Сны в моем сочинении не предсказывают будущее и не содержат иносказаний. Поэтому они не нуждаются в толковании. Сны воспроизводят то, что происходит наяву, но на свой особенный лад. Это вторая субъективность, в которую погружен рассказчик, высшая по отношению к его личному сознанию и вместе с тем первобытноалогичная. Может быть, позади этой книги, тема которой – навязчивое стремление человека преодолеть страшное подозрение, что его жизнь была хаосом бестолковых случайностей, стремление убедить себя в том, что это не так, применив старый, как мир, прием беллетристического упорядочивания воспоминаний, – может быть, позади нее стоит представление об иррациональном божестве, для которого смысл и бессмыслица – одно и то же.

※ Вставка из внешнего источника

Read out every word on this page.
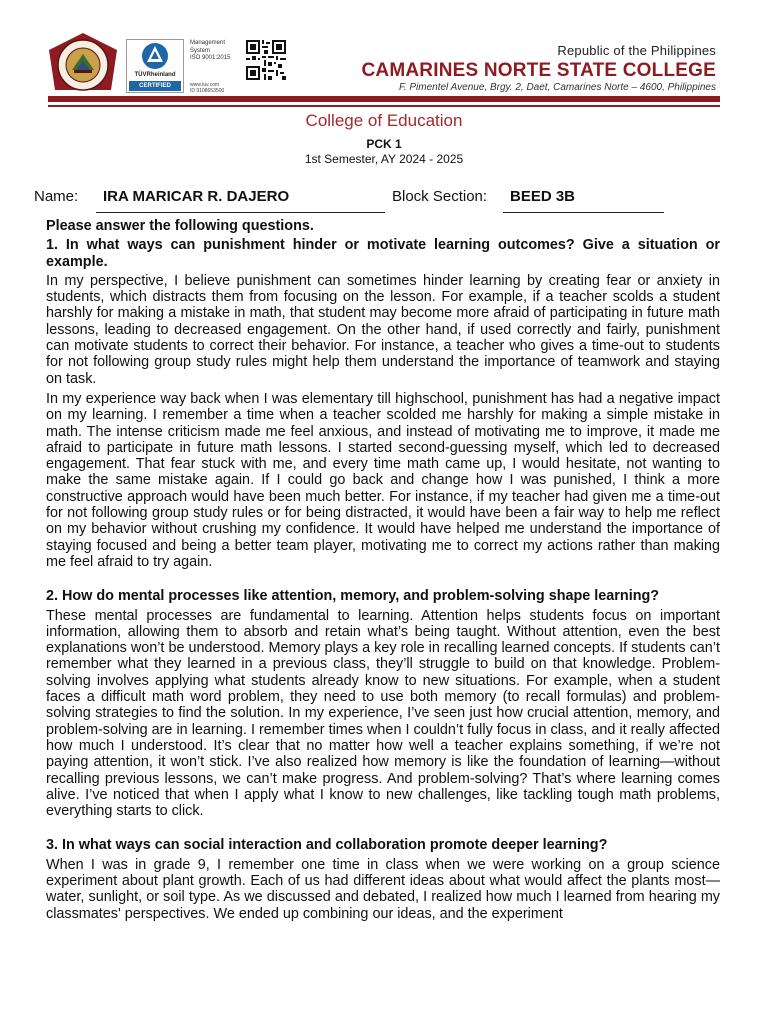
TÜVRheinland
CERTIFIED
Management
System
ISO 9001:2015
www.tuv.com
ID 9108653500
Republic of the Philippines
CAMARINES NORTE STATE COLLEGE
F. Pimentel Avenue, Brgy. 2, Daet, Camarines Norte – 4600, Philippines
College of Education
PCK 1
1st Semester, AY 2024 - 2025
Name: IRA MARICAR R. DAJERO	Block Section: BEED 3B

Please answer the following questions.

1. In what ways can punishment hinder or motivate learning outcomes? Give a situation or example.

In my perspective, I believe punishment can sometimes hinder learning by creating fear or anxiety in students, which distracts them from focusing on the lesson. For example, if a teacher scolds a student harshly for making a mistake in math, that student may become more afraid of participating in future math lessons, leading to decreased engagement. On the other hand, if used correctly and fairly, punishment can motivate students to correct their behavior. For instance, a teacher who gives a time-out to students for not following group study rules might help them understand the importance of teamwork and staying on task.

In my experience way back when I was elementary till highschool, punishment has had a negative impact on my learning. I remember a time when a teacher scolded me harshly for making a simple mistake in math. The intense criticism made me feel anxious, and instead of motivating me to improve, it made me afraid to participate in future math lessons. I started second-guessing myself, which led to decreased engagement. That fear stuck with me, and every time math came up, I would hesitate, not wanting to make the same mistake again. If I could go back and change how I was punished, I think a more constructive approach would have been much better. For instance, if my teacher had given me a time-out for not following group study rules or for being distracted, it would have been a fair way to help me reflect on my behavior without crushing my confidence. It would have helped me understand the importance of staying focused and being a better team player, motivating me to correct my actions rather than making me feel afraid to try again.

2. How do mental processes like attention, memory, and problem-solving shape learning?

These mental processes are fundamental to learning. Attention helps students focus on important information, allowing them to absorb and retain what’s being taught. Without attention, even the best explanations won’t be understood. Memory plays a key role in recalling learned concepts. If students can’t remember what they learned in a previous class, they’ll struggle to build on that knowledge. Problem-solving involves applying what students already know to new situations. For example, when a student faces a difficult math word problem, they need to use both memory (to recall formulas) and problem-solving strategies to find the solution. In my experience, I’ve seen just how crucial attention, memory, and problem-solving are in learning. I remember times when I couldn’t fully focus in class, and it really affected how much I understood. It’s clear that no matter how well a teacher explains something, if we’re not paying attention, it won’t stick. I’ve also realized how memory is like the foundation of learning—without recalling previous lessons, we can’t make progress. And problem-solving? That’s where learning comes alive. I’ve noticed that when I apply what I know to new challenges, like tackling tough math problems, everything starts to click.

3. In what ways can social interaction and collaboration promote deeper learning?

When I was in grade 9, I remember one time in class when we were working on a group science experiment about plant growth. Each of us had different ideas about what would affect the plants most—water, sunlight, or soil type. As we discussed and debated, I realized how much I learned from hearing my classmates' perspectives. We ended up combining our ideas, and the experiment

* * *Этот роман был почти готов (девятнадцать отпечатанных набело страниц, остальное – ворох неудобочитаемых рукописей), когда гости явились ко мне снова. Гости – так это называлось, так было принято, выбежав на улицу, из телефонной будки оповещать друзей о только что состоявшемся обыске; было это в первых числах мая 1980 года. Они знали, когда я бываю дома, и, возможно, дожидались момента, когда corpus delicti, как плод на ветке, достигнет стадии восковой спелости. Отняли все до последнего листочка. Как и три года назад, операция была произведена прокуратурой, филиалом Органов. В доме, где мы жили (Ленинский проспект, 154), короткий полутемный коридор был отделен от лестничной площадки стеклянной дверью на запоре; когда я вышел, за стеклом стоял человек в милицейской фуражке. Проверка паспортов. Тридцать один год тому назад тот же пароль, произнесенный вполголоса, раздался ночью под дверью, когда пришли за мной. Жизнь, как видно, ничему нас не научила. Вместо того, чтобы вернуться домой и выбросить рукопись на балкон нижележащего этажа, я открыл дверь, тотчас из лифта выскочили восемь человек. Все это вместе с милиционером, обгоняя меня, запыхавшись, ввалилось в квартиру, где сразу стало тесно.

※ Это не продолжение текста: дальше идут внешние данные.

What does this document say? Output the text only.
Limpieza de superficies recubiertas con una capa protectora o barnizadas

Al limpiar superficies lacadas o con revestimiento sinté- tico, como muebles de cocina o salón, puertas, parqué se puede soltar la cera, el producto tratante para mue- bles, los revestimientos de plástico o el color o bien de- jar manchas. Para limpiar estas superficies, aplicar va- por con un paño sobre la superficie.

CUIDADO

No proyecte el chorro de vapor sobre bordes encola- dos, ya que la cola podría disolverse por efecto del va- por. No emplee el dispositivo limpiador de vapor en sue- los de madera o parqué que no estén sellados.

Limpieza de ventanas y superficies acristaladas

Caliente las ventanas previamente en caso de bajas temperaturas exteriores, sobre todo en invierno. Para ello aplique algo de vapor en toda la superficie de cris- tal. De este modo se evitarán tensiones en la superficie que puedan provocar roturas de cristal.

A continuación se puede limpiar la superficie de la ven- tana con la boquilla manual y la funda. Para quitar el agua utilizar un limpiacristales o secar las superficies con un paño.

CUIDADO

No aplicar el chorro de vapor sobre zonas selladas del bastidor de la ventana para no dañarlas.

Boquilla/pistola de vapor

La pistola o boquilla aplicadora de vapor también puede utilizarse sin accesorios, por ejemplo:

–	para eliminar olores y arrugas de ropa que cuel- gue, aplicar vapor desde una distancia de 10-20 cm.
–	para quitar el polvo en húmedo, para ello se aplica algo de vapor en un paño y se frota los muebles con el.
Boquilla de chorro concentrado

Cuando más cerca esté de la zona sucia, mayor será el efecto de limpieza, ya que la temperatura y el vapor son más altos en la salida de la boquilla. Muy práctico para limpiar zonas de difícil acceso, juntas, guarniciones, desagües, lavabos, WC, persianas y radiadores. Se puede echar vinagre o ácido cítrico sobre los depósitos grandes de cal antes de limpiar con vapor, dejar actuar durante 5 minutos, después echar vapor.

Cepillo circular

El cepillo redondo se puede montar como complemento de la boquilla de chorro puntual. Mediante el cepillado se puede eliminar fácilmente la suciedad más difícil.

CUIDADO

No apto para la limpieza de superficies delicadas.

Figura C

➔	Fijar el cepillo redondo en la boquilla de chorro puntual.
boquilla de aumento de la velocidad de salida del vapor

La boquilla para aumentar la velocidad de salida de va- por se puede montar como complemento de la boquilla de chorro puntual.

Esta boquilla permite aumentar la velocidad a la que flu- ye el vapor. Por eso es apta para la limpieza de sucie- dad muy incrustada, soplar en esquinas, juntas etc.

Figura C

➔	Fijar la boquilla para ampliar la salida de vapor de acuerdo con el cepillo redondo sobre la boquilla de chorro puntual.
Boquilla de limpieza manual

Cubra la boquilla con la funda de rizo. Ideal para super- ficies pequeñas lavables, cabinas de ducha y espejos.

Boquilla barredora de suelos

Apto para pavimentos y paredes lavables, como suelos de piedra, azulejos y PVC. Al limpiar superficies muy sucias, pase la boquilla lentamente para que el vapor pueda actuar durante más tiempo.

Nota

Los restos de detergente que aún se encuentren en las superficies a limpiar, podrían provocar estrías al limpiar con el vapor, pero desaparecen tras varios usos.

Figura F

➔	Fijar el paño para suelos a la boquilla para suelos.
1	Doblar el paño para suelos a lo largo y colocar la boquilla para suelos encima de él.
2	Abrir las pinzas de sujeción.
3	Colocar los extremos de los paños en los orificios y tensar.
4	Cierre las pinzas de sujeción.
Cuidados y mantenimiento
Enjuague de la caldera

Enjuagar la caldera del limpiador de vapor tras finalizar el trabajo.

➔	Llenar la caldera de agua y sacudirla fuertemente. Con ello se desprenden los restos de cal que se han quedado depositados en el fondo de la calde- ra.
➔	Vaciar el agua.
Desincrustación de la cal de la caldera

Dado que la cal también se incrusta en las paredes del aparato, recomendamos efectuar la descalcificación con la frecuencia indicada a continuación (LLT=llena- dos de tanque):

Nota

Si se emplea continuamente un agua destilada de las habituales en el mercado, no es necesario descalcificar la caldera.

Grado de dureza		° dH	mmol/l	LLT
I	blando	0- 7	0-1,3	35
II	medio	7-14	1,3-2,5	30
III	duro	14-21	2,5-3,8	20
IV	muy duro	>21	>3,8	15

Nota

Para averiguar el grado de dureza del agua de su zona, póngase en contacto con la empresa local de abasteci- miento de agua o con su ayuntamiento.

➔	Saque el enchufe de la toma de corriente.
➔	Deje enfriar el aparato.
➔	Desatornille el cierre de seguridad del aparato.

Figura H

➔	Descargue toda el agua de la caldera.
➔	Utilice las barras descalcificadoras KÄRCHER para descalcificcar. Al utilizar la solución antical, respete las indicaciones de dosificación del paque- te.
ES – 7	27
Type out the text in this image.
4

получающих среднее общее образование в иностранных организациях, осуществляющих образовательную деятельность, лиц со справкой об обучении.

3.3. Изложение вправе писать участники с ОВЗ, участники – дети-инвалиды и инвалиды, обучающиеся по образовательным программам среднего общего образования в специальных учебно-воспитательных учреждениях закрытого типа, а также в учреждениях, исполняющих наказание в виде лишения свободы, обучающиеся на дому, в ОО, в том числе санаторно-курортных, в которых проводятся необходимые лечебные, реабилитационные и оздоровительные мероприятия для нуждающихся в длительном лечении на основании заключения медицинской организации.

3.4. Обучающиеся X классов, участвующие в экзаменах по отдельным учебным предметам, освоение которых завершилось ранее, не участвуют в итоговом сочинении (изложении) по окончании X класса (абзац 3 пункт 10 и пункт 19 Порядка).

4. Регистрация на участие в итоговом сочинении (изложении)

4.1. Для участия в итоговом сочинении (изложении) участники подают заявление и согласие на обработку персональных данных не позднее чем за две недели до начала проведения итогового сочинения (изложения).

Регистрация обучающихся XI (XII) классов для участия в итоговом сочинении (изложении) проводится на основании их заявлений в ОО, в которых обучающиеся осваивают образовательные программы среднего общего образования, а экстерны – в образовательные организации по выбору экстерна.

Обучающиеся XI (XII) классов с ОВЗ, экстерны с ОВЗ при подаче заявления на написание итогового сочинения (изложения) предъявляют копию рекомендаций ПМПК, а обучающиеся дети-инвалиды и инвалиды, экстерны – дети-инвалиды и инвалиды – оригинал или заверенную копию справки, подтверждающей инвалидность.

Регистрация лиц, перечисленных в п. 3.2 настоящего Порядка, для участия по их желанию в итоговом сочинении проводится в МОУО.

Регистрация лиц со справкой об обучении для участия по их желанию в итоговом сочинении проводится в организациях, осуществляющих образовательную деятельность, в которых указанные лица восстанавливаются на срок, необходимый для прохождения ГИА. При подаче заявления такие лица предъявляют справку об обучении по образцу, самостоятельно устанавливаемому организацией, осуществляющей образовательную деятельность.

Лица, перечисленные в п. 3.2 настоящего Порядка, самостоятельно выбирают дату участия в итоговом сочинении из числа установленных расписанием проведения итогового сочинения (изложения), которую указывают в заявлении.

Памятником этой потери был небольшой текст под названием «Памяти одной книги», впоследствии вошедший в сборник «Идущий по воде». Несколько месяцев я вел бюрократическую войну с карательным ведомством, делая вид, что верю в законные формы, которыми оно изо всех сил старалось декорировать свою деятельность; в этой неравной борьбе обе стороны показали истинно российское понимание закона. Закон есть система правил, по которым надлежит творить беззаконие. Думаю, что такую формулу можно было бы ввести в юридический обиход. Я доказывал, что меня ограбили не по правилам. (На этой тактике, кстати, основывалось все правозащитное движение.) Мне удалось добиться некоторых успехов, я получил назад кое-какие книги, почти все свои бумаги, тщательно пронумерованные, и – совсем уже невероятное дело – пишущую машинку. Но роман со всеми черновиками погиб. Меня известили о том, что роман арестован: Главлит признал его антисоветским. В этом был известный резон, так как в той незначительной части моего произведения, которая была отпечатана на машинке и могла быть прочитана, находилось описание алебастровых статуй Ленина и Сталина, поданное в эпатирующе-мифологическом освещении. Я по-прежнему числился находящимся под следствием. Вся эта комедия продолжалась полгода. В начале следующего, 81 года я заболел, после мучительного обследования меня собрались оперировать, но на столе у меня исчезло артериальное давление, и я чуть не отдал концы. Врачи отказались от операции, я был с позором выписан из больницы; наступила пауза. (Носил ли этот эпизод следы КГБ?) Я снова пытался писать, ибо горбатого исправит только могила. Сочинил повесть под названием «Бешт, или Четвертое лицо глагола» – чрезвычайно неудачный гибрид автобиографического повествования с трактатом о литературе. О нем можно вспомнить (он был напечатан в израильском журнале «22») разве лишь потому, что он тянул за собою хвост мыслей, изложенных выше.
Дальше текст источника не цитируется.